I can't tell you what was happening for anyone else at that time, but I can tell you what was happening for me, and me, I was heartbroken. And in that heartbreak, the world seemed intensified so that even the smallest everyday occurrences felt unbearable. Work was awful, going out was awful. Fuck, breathing was awful. I woke up in tears nearly every day, devastated to remember that the circumstances that had driven me to such heartbreak were still true. I would stumble downstairs hysterical and my roommates, utterly bewildered and alienated by the intensity of my grief, despite their best efforts to be supportive would look at me in total loss. What could they possibly do for me?
Still, I did not give up. I tried to go out and force myself to have fun on numerous occasions. I even came sort of close a few times, but usually, whatever substance I was using to forget about my grief would turn on me and end up reminding me how bad I wanted to call, wanted to beg, wanted to do all those things you're not supposed to do when nursing a broken heart.

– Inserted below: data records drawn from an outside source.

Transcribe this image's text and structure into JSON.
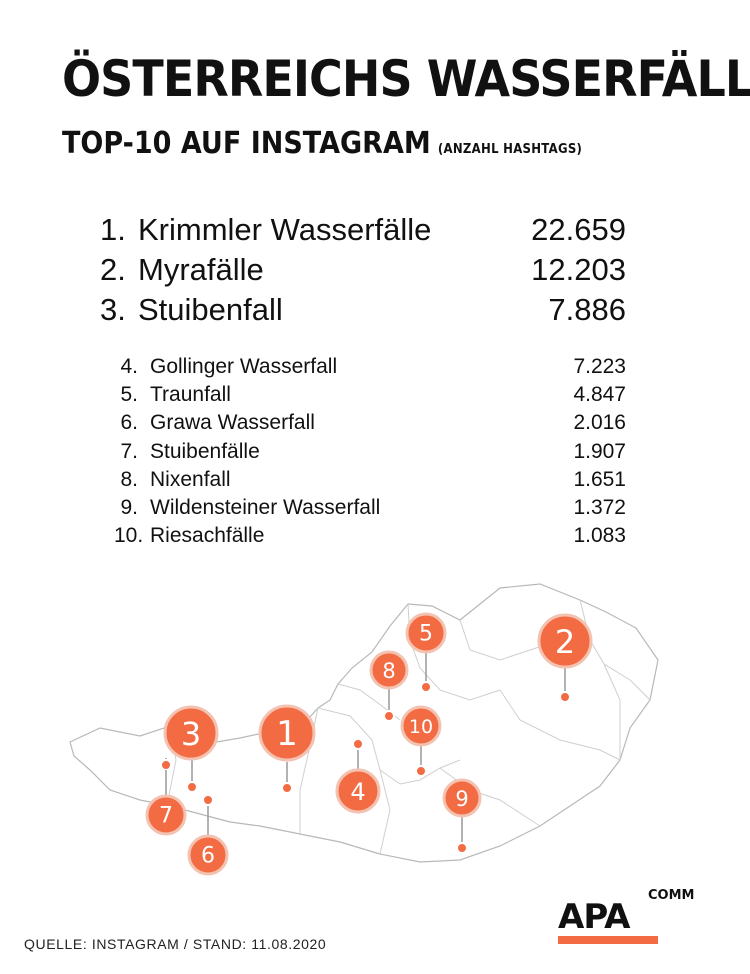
{
  "header": {
    "title": "ÖSTERREICHS WASSERFÄLLE",
    "subtitle": "TOP-10 AUF INSTAGRAM",
    "subtitle_note": "(ANZAHL HASHTAGS)"
  },
  "ranking": [
    {
      "rank": "1.",
      "name": "Krimmler Wasserfälle",
      "value": "22.659"
    },
    {
      "rank": "2.",
      "name": "Myrafälle",
      "value": "12.203"
    },
    {
      "rank": "3.",
      "name": "Stuibenfall",
      "value": "7.886"
    },
    {
      "rank": "4.",
      "name": "Gollinger Wasserfall",
      "value": "7.223"
    },
    {
      "rank": "5.",
      "name": "Traunfall",
      "value": "4.847"
    },
    {
      "rank": "6.",
      "name": "Grawa Wasserfall",
      "value": "2.016"
    },
    {
      "rank": "7.",
      "name": "Stuibenfälle",
      "value": "1.907"
    },
    {
      "rank": "8.",
      "name": "Nixenfall",
      "value": "1.651"
    },
    {
      "rank": "9.",
      "name": "Wildensteiner Wasserfall",
      "value": "1.372"
    },
    {
      "rank": "10.",
      "name": "Riesachfälle",
      "value": "1.083"
    }
  ],
  "map": {
    "pins": [
      "1",
      "2",
      "3",
      "4",
      "5",
      "6",
      "7",
      "8",
      "9",
      "10"
    ],
    "pin_color": "#f26b43"
  },
  "footer": {
    "source": "QUELLE: INSTAGRAM / STAND: 11.08.2020",
    "logo_main": "APA",
    "logo_sub": "COMM",
    "logo_color": "#f26b43"
  }
}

That is, until we went to Coney Island.
It was summer, so it was Siren Fest. We Are Scientists and M.I.A.- for free!!!! Seriously, though, that doesn't even matter, because it wasn't the music and it wasn't the crowd, it was just the day. We listened to all the right songs on the way to the train station, faced the exact correct number of calamities to make it feel like an adventure (including taking the subway in the wrong direction and ending up in Harlem), and somehow ended up dancing underneath a roller coaster while sipping Jack Daniels through a straw on the most gorgeous of gorgeous summer days. It was the type of perfect day that's just too perfect to even imagine or fantasize about.
After that day, I began handling things differently. Instead of dwelling constantly in the heartbreak of my past, I thought instead of what I liked. I made mental lists, as I began to remember I like sushi, I like vintage dresses and soon I found myself fully recovered, planting gardens full of vegetables and getting shitfaced at paella parties. My freinds displayed similar behaviour. We all seemed to feel more in touch with our own preferences, who we were, what we liked, most importantly, what made us happy. It's an easy equation; no matter how down I feel, thinking about dancing with my friends underneath The Cyclone at Coney Island always makes me happy.
That day left an imprint on my heart. A map for how to get back there. Now, when I am feeling upset, I look back to that day. No matter how tumultuous and stormy my thoughts and feeling become, that day is the center that everything else swirls around, the eye of the storm. It's where I go when I'm lost. It's where I go when I need to remind myself who I am and what I love. I love dancing. I love being drunk in the sunshine. I love my friends more than anything in the world. And no matter how bad things get, no matter how cold it is outside, I still love Coney Island, and I always will.